Despite this progress, one of the contributing factors to the famine has been the ongoing fighting in the country. Some of the extremists are continuing their efforts to intimidate and cower the population by preventing the movement of people from the worst hit areas. We call for the humanitarian agencies to be given unhindered access to all areas to provide desperately needed help. Meanwhile the Transitional Federal Government, backed by the African Union Mission in Somalia (AMISOM), is taking action right now to open up areas in Mogadishu to allow humanitarian aid to flow in. Sadly, even in the midst of this humanitarian crisis, the violence continues. The insecurity in many areas means that aid workers take huge risks to make their life-saving deliveries. And the opponents of peace continue to use their terrorist tactics to destabilize the country. Just this week a Somali parliamentarian, Khalif Jire Warfa, was shot dead as he left a mosque in Mogadishu in a cowardly attack which I strongly condemn.

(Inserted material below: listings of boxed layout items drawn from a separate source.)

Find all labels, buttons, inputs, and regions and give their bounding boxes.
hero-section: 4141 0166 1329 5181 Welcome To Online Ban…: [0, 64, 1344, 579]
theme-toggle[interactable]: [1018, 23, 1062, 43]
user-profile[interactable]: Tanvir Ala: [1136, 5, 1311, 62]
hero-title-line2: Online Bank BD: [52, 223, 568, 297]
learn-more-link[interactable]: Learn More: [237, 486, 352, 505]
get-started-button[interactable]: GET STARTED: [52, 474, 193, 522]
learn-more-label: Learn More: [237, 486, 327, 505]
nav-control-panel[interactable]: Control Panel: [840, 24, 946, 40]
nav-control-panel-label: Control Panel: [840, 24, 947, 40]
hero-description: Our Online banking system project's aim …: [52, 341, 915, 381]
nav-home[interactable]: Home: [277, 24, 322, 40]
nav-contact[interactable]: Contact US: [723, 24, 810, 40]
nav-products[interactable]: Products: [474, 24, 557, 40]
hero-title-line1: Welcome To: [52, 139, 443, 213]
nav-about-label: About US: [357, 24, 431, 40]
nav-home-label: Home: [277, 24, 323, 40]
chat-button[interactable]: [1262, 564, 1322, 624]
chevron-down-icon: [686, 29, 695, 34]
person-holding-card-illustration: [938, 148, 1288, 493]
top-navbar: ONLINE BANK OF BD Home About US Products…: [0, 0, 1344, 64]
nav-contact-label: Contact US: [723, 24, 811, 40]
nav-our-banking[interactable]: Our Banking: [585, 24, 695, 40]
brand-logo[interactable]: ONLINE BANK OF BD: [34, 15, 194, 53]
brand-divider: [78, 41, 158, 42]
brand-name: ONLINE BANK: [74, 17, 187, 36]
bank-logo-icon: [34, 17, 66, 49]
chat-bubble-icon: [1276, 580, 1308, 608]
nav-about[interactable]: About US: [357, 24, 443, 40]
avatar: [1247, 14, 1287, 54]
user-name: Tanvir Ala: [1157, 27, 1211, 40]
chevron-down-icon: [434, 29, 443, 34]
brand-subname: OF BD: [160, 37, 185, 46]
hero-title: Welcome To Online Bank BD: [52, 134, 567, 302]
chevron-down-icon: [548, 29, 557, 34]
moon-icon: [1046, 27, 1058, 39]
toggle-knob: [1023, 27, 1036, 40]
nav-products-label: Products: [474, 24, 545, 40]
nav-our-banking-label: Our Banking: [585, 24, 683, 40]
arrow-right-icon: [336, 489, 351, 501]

We will continue to stand by you in the difficult days ahead. Almost thirty staff members from my office are now based in Somalia. I myself, my deputy, Christian Manahl, and my staff have made several trips to Mogadishu to discuss various issues with the leadership and a wide range of Somali interlocutors. We have also been to Garowe and Hargeisa and will continue to expand our offices throughout. I believe it is most important that we spend as much time in Somalia as possible to see the situation for ourselves and hear the views of those living there. Travelling to Mogadishu also provides a good opportunity to meet the AMISOM peacekeepers from Uganda and Burundi who are doing a remarkable job in very difficult and dangerous circumstances. I salute their courage and their sacrifice.
I appeal to all Somalis, whether inside or outside Somalia, to work together to support the peace process and resolve what differences remain through dialogue and negotiation. This is a time of great crisis, but also of rare opportunity. It is a time for everyone to pull together to help those suffering and to work towards a better future for all.
During this Holiest Month in the Muslim calendar, let me take this opportunity to wish all of you Ramadan Kareem and to offer this one simple hope: let there be peace.